Dimas empezó a protestar, pero Pablo alzó la mano.

—No le des más vueltas, hermano. Cuando sea el momento, nuestro Señor pondrá en tu mano pluma y papiro y te ordenará escribir —Pablo se acercó a su amigo—. Y ahora yo debo seguir mi camino.

—¡Buen viaje!

—¡Adelante, hermano, en el amor de Cristo!

Se estrecharon los antebrazos, se separaron y cada uno siguió su camino.

Capítulo 13

E
n la sala de juntas del palacio del gobernador, Rufino Tácito estaba en pie tras su sede, mirando por la ventana los barcos anclados en el puerto, deseando regresar a su patria a bordo de uno de ellos. A sus cincuenta y tantos años, el gobernador provincial de Éfeso estaba molesto por estar echando a perder su carrera en un puesto tan alejado de Roma.

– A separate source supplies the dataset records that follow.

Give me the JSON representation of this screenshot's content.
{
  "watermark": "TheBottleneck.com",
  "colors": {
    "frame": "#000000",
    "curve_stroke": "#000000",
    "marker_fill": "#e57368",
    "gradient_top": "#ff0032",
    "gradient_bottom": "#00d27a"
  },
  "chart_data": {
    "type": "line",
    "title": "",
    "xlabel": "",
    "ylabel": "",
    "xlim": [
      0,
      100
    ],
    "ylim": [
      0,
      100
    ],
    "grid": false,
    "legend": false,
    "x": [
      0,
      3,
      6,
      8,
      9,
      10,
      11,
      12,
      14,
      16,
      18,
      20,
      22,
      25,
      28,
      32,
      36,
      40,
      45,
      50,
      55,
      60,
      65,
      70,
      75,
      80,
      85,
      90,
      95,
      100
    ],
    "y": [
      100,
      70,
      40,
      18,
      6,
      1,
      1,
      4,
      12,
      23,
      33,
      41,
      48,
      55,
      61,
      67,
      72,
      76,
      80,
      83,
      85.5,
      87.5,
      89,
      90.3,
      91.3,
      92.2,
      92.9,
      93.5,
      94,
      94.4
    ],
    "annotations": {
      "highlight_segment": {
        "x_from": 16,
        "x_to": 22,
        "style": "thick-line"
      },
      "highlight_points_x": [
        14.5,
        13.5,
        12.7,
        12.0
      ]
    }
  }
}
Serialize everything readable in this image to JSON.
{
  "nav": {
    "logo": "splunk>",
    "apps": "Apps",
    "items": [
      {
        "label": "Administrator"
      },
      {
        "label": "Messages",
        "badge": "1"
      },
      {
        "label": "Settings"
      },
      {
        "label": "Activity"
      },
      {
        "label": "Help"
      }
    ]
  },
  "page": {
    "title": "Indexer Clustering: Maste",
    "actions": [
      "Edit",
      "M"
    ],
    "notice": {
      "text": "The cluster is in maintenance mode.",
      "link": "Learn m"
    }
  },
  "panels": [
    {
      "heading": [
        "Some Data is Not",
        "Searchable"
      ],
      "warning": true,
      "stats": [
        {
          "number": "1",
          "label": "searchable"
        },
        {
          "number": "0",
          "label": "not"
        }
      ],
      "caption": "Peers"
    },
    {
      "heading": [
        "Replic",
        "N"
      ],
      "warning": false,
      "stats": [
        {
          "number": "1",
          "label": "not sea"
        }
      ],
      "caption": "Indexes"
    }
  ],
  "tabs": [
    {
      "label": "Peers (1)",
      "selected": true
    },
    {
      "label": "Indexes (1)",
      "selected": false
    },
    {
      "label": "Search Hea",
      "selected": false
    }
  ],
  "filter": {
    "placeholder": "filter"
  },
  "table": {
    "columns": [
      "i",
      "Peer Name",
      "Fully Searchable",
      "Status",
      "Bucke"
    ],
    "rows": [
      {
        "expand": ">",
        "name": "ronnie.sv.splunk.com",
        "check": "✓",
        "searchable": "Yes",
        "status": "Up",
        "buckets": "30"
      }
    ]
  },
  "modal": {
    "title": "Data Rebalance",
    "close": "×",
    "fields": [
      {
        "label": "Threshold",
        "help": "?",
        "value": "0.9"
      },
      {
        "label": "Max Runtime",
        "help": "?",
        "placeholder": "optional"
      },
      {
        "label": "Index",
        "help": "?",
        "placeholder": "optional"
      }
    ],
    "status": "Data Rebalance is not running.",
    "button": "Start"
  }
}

Una joven entró en la sala llevando un ramo de flores.

—Es un día muy hermoso, ¿verdad? —dijo mientras colocaba las flores en un jarrón en una de las mesas laterales—. Y nuestro jardín es exquisito.

—¿Las has cortado tú? —Sí.

—Marcela, te he dicho que ordenes a los sirvientes que hagan el trabajo. ¿Qué sensación crees que da que la esposa del gobernador se ocupe de unas labores tan triviales?

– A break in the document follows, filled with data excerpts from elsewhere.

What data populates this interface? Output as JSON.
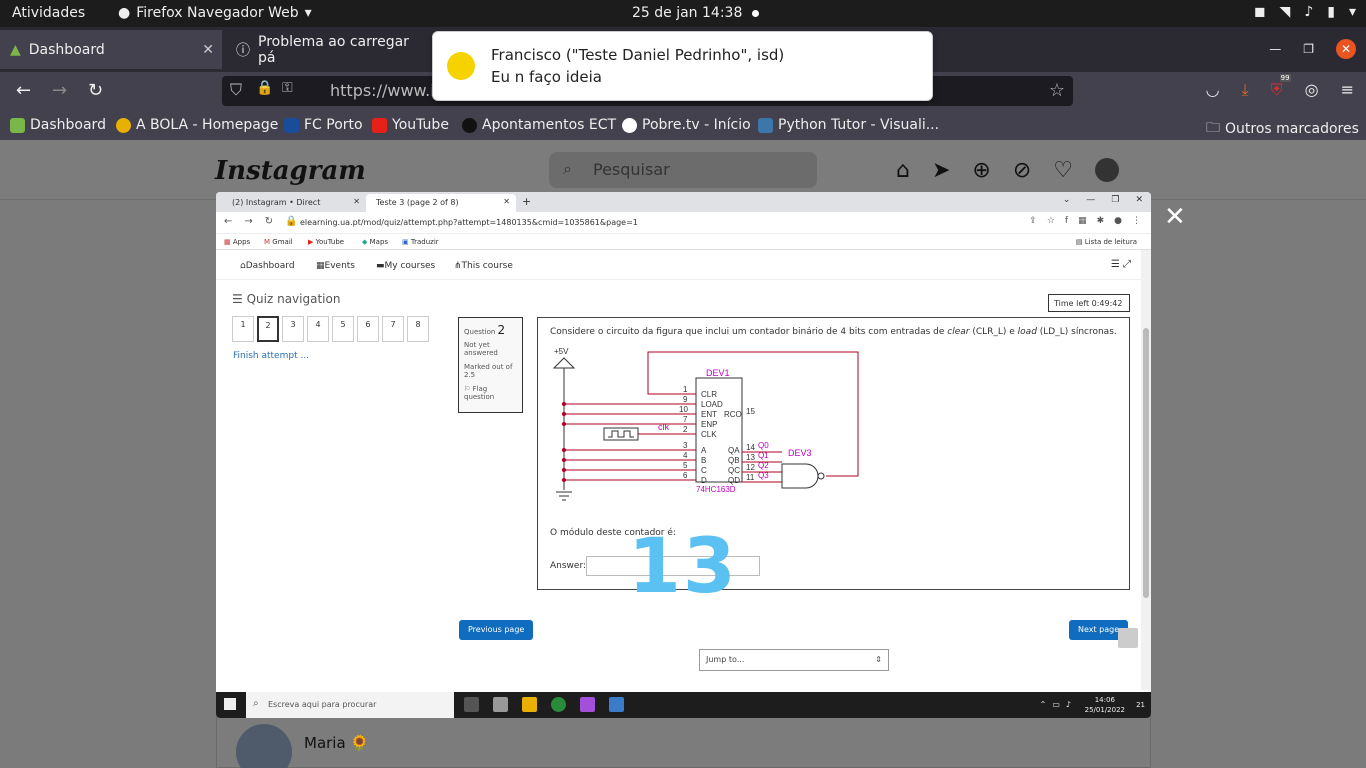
{
  "ubuntu": {
    "activities": "Atividades",
    "app": "Firefox Navegador Web",
    "clock": "25 de jan  14:38"
  },
  "firefox": {
    "tabs": [
      {
        "label": "Dashboard"
      },
      {
        "label": "Problema ao carregar pá"
      }
    ],
    "url": "https://www.in",
    "bookmarks": [
      "Dashboard",
      "A BOLA - Homepage",
      "FC Porto",
      "YouTube",
      "Apontamentos ECT",
      "Pobre.tv - Início",
      "Python Tutor - Visuali...",
      "Outros marcadores"
    ],
    "badge": "99"
  },
  "notification": {
    "title": "Francisco (\"Teste Daniel Pedrinho\", isd)",
    "body": "Eu n faço ideia"
  },
  "instagram": {
    "logo": "Instagram",
    "search_placeholder": "Pesquisar",
    "contact_name": "Maria 🌻"
  },
  "screenshot": {
    "chrome_tabs": [
      "(2) Instagram • Direct",
      "Teste 3 (page 2 of 8)"
    ],
    "url": "elearning.ua.pt/mod/quiz/attempt.php?attempt=1480135&cmid=1035861&page=1",
    "bookmarks": [
      "Apps",
      "Gmail",
      "YouTube",
      "Maps",
      "Traduzir",
      "Lista de leitura"
    ],
    "moodle_nav": [
      "Dashboard",
      "Events",
      "My courses",
      "This course"
    ],
    "quiz_nav_title": "Quiz navigation",
    "quiz_buttons": [
      "1",
      "2",
      "3",
      "4",
      "5",
      "6",
      "7",
      "8"
    ],
    "finish": "Finish attempt ...",
    "question_label": "Question",
    "question_number": "2",
    "question_status": "Not yet answered",
    "question_marks": "Marked out of 2.5",
    "flag": "Flag question",
    "time_left": "Time left 0:49:42",
    "question_text_a": "Considere o circuito da figura que inclui um contador binário de 4 bits com entradas de ",
    "question_clear": "clear",
    "question_text_b": " (CLR_L) e ",
    "question_load": "load",
    "question_text_c": " (LD_L) síncronas.",
    "circuit": {
      "supply": "+5V",
      "dev1": "DEV1",
      "dev3": "DEV3",
      "chip": "74HC163D",
      "clk": "clk",
      "pins_left": [
        "1",
        "9",
        "10",
        "7",
        "2",
        "3",
        "4",
        "5",
        "6"
      ],
      "labels_left": [
        "CLR",
        "LOAD",
        "ENT",
        "ENP",
        "CLK",
        "A",
        "B",
        "C",
        "D"
      ],
      "rco": "RCO",
      "rco_pin": "15",
      "outputs": [
        "QA",
        "QB",
        "QC",
        "QD"
      ],
      "out_pins": [
        "14",
        "13",
        "12",
        "11"
      ],
      "q_labels": [
        "Q0",
        "Q1",
        "Q2",
        "Q3"
      ]
    },
    "modulo_text": "O módulo deste contador é:",
    "answer_label": "Answer:",
    "handwritten": "13",
    "prev": "Previous page",
    "next": "Next page",
    "jump": "Jump to...",
    "taskbar_search": "Escreva aqui para procurar",
    "taskbar_time": "14:06",
    "taskbar_date": "25/01/2022",
    "taskbar_notif": "21"
  },
  "colors": {
    "ubuntu_bar": "#1c1c1c",
    "firefox_dark": "#2b2a33",
    "moodle_blue": "#0f6cbf",
    "circuit_red": "#b00020",
    "circuit_magenta": "#c000c0",
    "handwriting_blue": "#5bc0f2"
  }
}
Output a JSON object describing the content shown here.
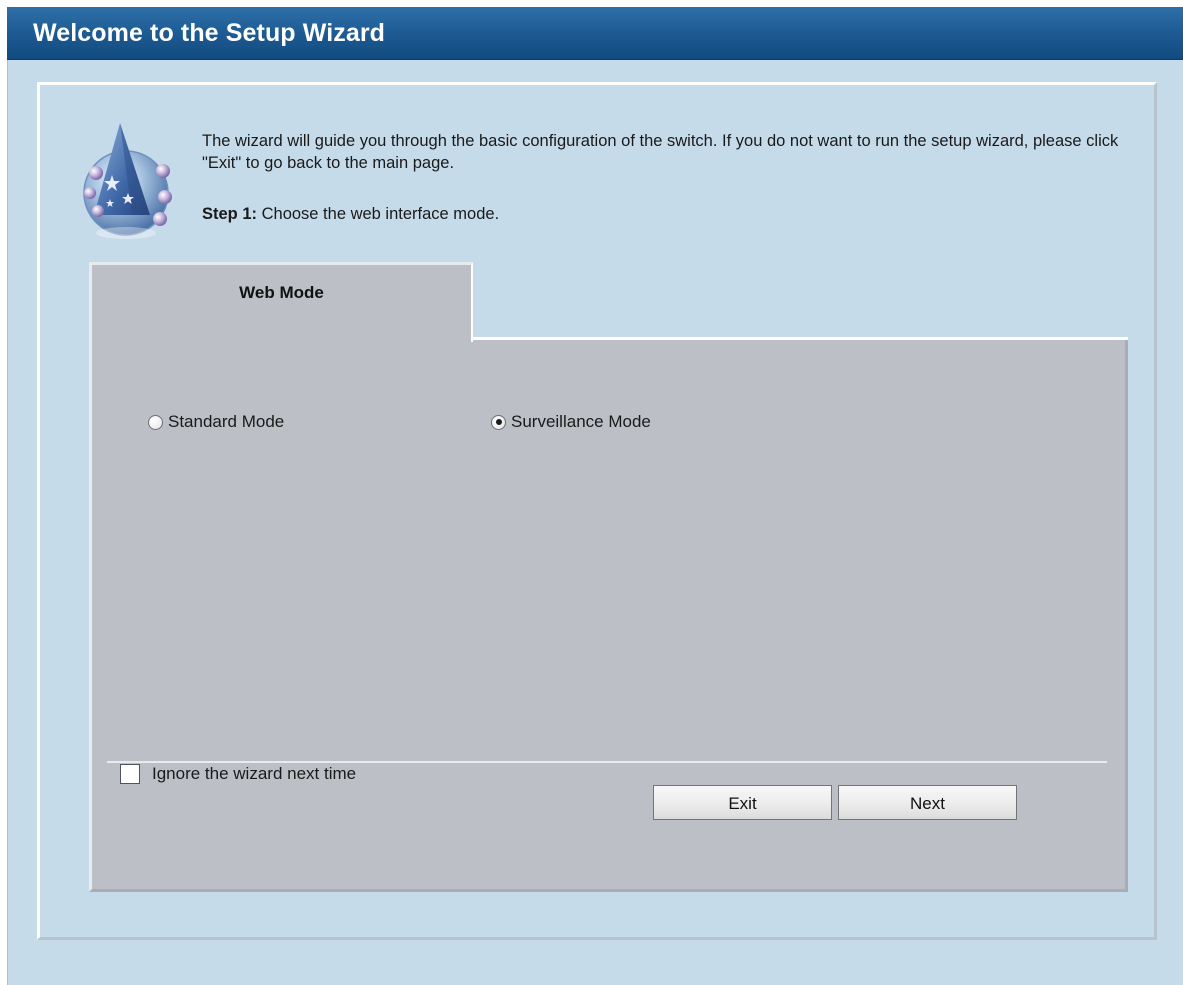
{
  "window": {
    "title": "Welcome to the Setup Wizard"
  },
  "intro": {
    "text": "The wizard will guide you through the basic configuration of the switch. If you do not want to run the setup wizard, please click \"Exit\" to go back to the main page.",
    "step_label": "Step 1:",
    "step_text": " Choose the web interface mode."
  },
  "tab": {
    "label": "Web Mode"
  },
  "modes": {
    "standard": {
      "label": "Standard Mode",
      "selected": false
    },
    "surveillance": {
      "label": "Surveillance Mode",
      "selected": true
    }
  },
  "footer": {
    "ignore_label": "Ignore the wizard next time",
    "ignore_checked": false,
    "exit_label": "Exit",
    "next_label": "Next"
  },
  "colors": {
    "titlebar": "#1f5d95",
    "background": "#c6dbea",
    "panel": "#bcc0c6"
  },
  "icons": {
    "logo": "wizard-hat-icon"
  }
}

—Pero Rufino, a mi no me parece que sea ningún trabajo —dijo Marcela—. Me gusta pasear por el jardín.

El gobernador se volvió hacia la ventana, ocultando su enojo. Mezquino y vengativo, Rufino Tácito era extremadamente celoso de su atractiva y joven esposa, habiéndose sabido que había castigado cruelmente a un soldado por el mero hecho de mirarla con una expresión que se acercaba a la familiaridad.

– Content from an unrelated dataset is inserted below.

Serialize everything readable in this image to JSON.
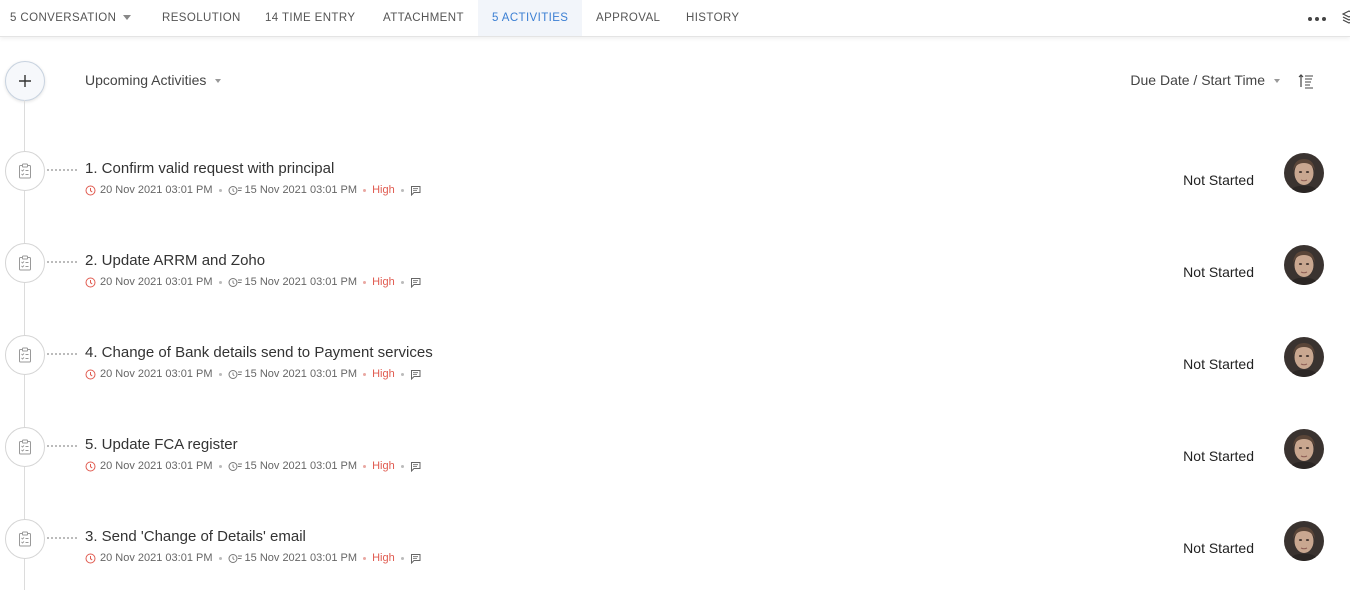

Con respecto a Marcela, Rufino no solo era celoso; secretamente, la temía, dado que era de cuna más elevada, con unas relaciones familiares que eran en gran medida responsables del éxito de su carrera diplomática. Parte de su resentimiento por estar en Éfeso se dirigía contra ella, pero se contenía, pues necesitaba el apoyo de su familia para poder esperar siquiera el regreso a Roma.